Mobiliser l’Europe pour contrôler l’appareil

44 Si elle n’y exerce pas de fonction de marquage idéologique, l’arène européenne est néanmoins mobilisée dans l’espace de concurrence interne du FN, lors de l’élection européenne tout d’abord, au travers du processus de distribution des investitures. Si la cristallisation des luttes pour le contrôle de l’appareil au moment de la constitution des listes de l’élection européenne n’est pas l’apanage du FN (Lefebvre et Marrel, 2012), l’opportunité spécifique qu’elle ouvre vers l’accès aux ressources matérielles et symboliques liées aux mandats en fait un puissant outil de contrôle de l’appareil par le président et d’affirmation du leadership. C’est là une pratique récurrente au FN sur les deux dernières décennies d’élections européennes.

45 Outre l’exclusion distinctive des acteurs FN des instances parlementaires nationales, la structure organisationnelle du parti revêt ici son importance pour comprendre cet usage de l’échéance européenne. Contrairement à une tendance avérée dans d’autres organisations politiques, le FN cède peu à la pression contemporaine vers un « impératif délibératif » que l’UE viendrait renforcer (Lefebvre et Roger, 2009 ; Roger, 2009a) [45]. À l’instar d’autres formations radicales ou souverainistes (RPF, MPF, DLR), le FN conserve une structure très centralisée et hiérarchisée, (Ivaldi et Secondy, 2007 ; Amjahad et Jadot, 2012) statutairement fermée au pluralisme et structurée autour du président [46], qui s’appuie sur une culture militante marquée par la remise de soi.

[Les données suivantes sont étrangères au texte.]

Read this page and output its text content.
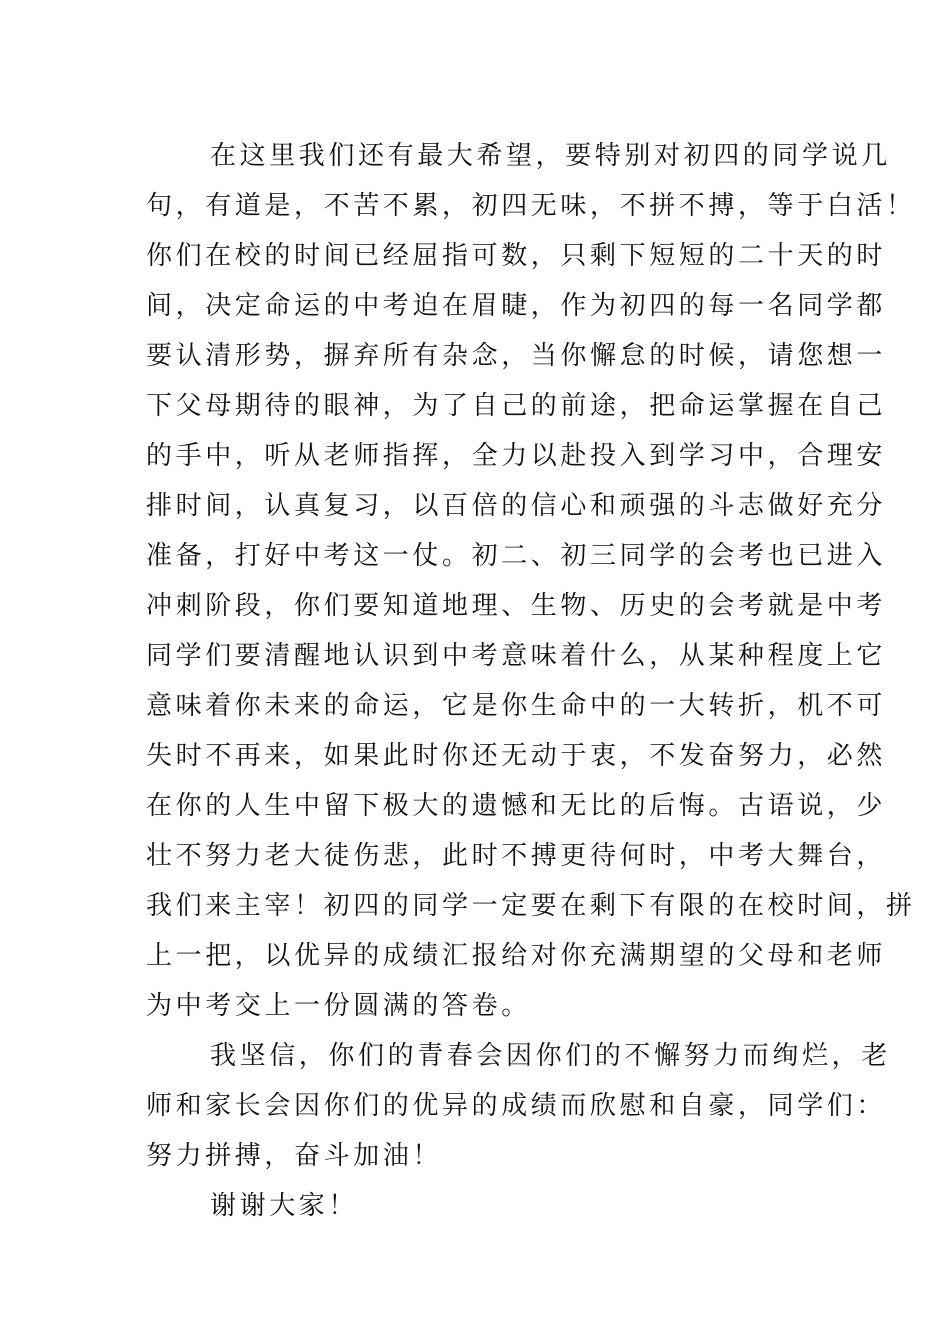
在这里我们还有最大希望，要特别对初四的同学说几
句，有道是，不苦不累，初四无味，不拼不搏，等于白活！
你们在校的时间已经屈指可数，只剩下短短的二十天的时
间，决定命运的中考迫在眉睫，作为初四的每一名同学都
要认清形势，摒弃所有杂念，当你懈怠的时候，请您想一
下父母期待的眼神，为了自己的前途，把命运掌握在自己
的手中，听从老师指挥，全力以赴投入到学习中，合理安
排时间，认真复习，以百倍的信心和顽强的斗志做好充分
准备，打好中考这一仗。初二、初三同学的会考也已进入
冲刺阶段，你们要知道地理、生物、历史的会考就是中考
同学们要清醒地认识到中考意味着什么，从某种程度上它
意味着你未来的命运，它是你生命中的一大转折，机不可
失时不再来，如果此时你还无动于衷，不发奋努力，必然
在你的人生中留下极大的遗憾和无比的后悔。古语说，少
壮不努力老大徒伤悲，此时不搏更待何时，中考大舞台，
我们来主宰！初四的同学一定要在剩下有限的在校时间，拼
上一把，以优异的成绩汇报给对你充满期望的父母和老师
为中考交上一份圆满的答卷。
我坚信，你们的青春会因你们的不懈努力而绚烂，老
师和家长会因你们的优异的成绩而欣慰和自豪，同学们：
努力拼搏，奋斗加油！
谢谢大家！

Jusqu’à la fin des années 1990, la composition de la liste européenne figure parmi les nombreuses prérogatives formelles de J.-M. Le Pen.

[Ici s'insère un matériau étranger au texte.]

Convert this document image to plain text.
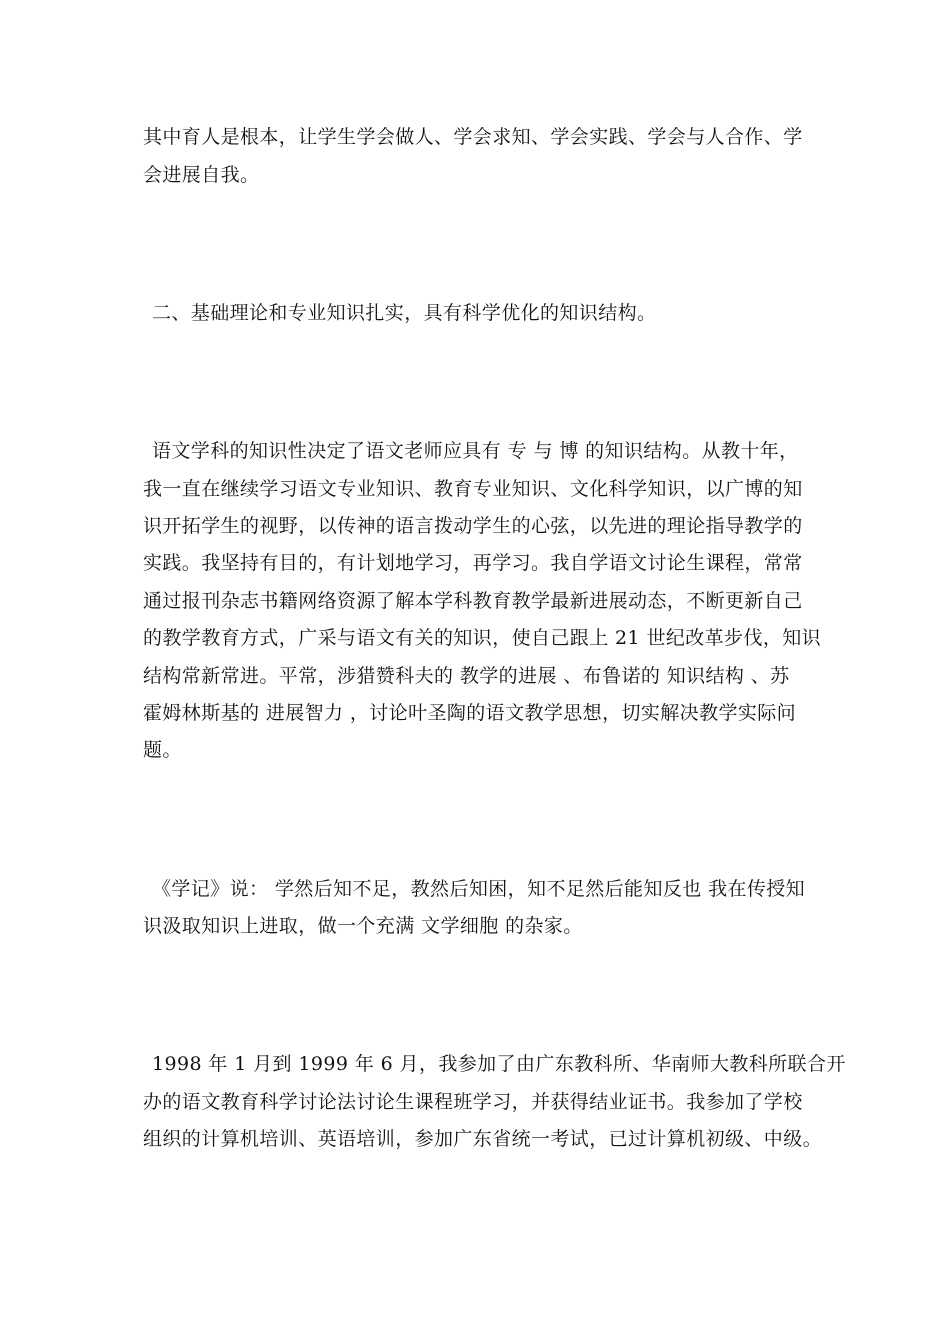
其中育人是根本，让学生学会做人、学会求知、学会实践、学会与人合作、学
会进展自我。
二、基础理论和专业知识扎实，具有科学优化的知识结构。
语文学科的知识性决定了语文老师应具有 专 与 博 的知识结构。从教十年，
我一直在继续学习语文专业知识、教育专业知识、文化科学知识，以广博的知
识开拓学生的视野，以传神的语言拨动学生的心弦，以先进的理论指导教学的
实践。我坚持有目的，有计划地学习，再学习。我自学语文讨论生课程，常常
通过报刊杂志书籍网络资源了解本学科教育教学最新进展动态，不断更新自己
的教学教育方式，广采与语文有关的知识，使自己跟上 21 世纪改革步伐，知识
结构常新常进。平常，涉猎赞科夫的 教学的进展 、布鲁诺的 知识结构 、苏
霍姆林斯基的 进展智力 ，讨论叶圣陶的语文教学思想，切实解决教学实际问
题。
《学记》说： 学然后知不足，教然后知困，知不足然后能知反也 我在传授知
识汲取知识上进取，做一个充满 文学细胞 的杂家。
1998 年 1 月到 1999 年 6 月，我参加了由广东教科所、华南师大教科所联合开
办的语文教育科学讨论法讨论生课程班学习，并获得结业证书。我参加了学校
组织的计算机培训、英语培训，参加广东省统一考试，已过计算机初级、中级。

46 C’est cette autorité du président sur l’attribution des investitures qui consolide sa domination. Si ce pouvoir ne peut s’exercer de manière unilatérale et si le président doit tenir compte des rapports de force interne de manière plus ou moins prononcée selon les époques (comme en témoignent les positions éligibles de J.-P. Stirbois en 1984 ou de B. Mégret et ses proches en 1989 et 1994) (Kestel, 2008, 215), l’attribution des investitures permet à J.-M. Le Pen de développer un jeu de récompense et de renforcement des liens de dépendance internes. L’élection européenne s’inscrit ainsi comme un instrument de gestion régulier du pluralisme et de l’allocation des ressources. S’il existe formellement un comité d’investiture depuis 2004, censé intégrer à ses prérogatives les élections européennes depuis leur régionalisation, dans les faits le président conserve l’autorité sur leur attribution. Cette domination étant renforcée par l’ensemble des dispositions statutaires mentionnées lui ménageant un certain contrôle sur les instances dirigeantes. Bruno Gollnisch le confirme, laissant également apparaître le caractère particulièrement sensible de l’élection européenne au FN.

47

« – Comment on choisit à ce moment-là ? Comment ça se met en place ? – Bah y a théoriquement une commission d’investiture [….] dans laquelle les débats ont parfois été assez vifs pour les municipales, pour les législatives. Mais Le Pen se réservait les Européennes. En disant, écoutez on va pas prendre la commission d’investiture parce que les gens qui ont vocation à être candidats, se sont pratiquement les membres de la commission d’investiture donc heu…. On peut pas être juge et parti. Là je demande un mandat du bureau politique de me faire confiance pour faire la liste parce là, il faut faire des arbitrages. Alors on a restauré ces commissions d’investiture malgré tout pour les élections, à partir du moment où le système a été régionalisé. Bon, mais en fait c’est assez fictif parce que, la commission d’investiture, y avait beaucoup de gens qui, dont on voyait mal comment ils s’opposeraient au président du mouvement, voila. »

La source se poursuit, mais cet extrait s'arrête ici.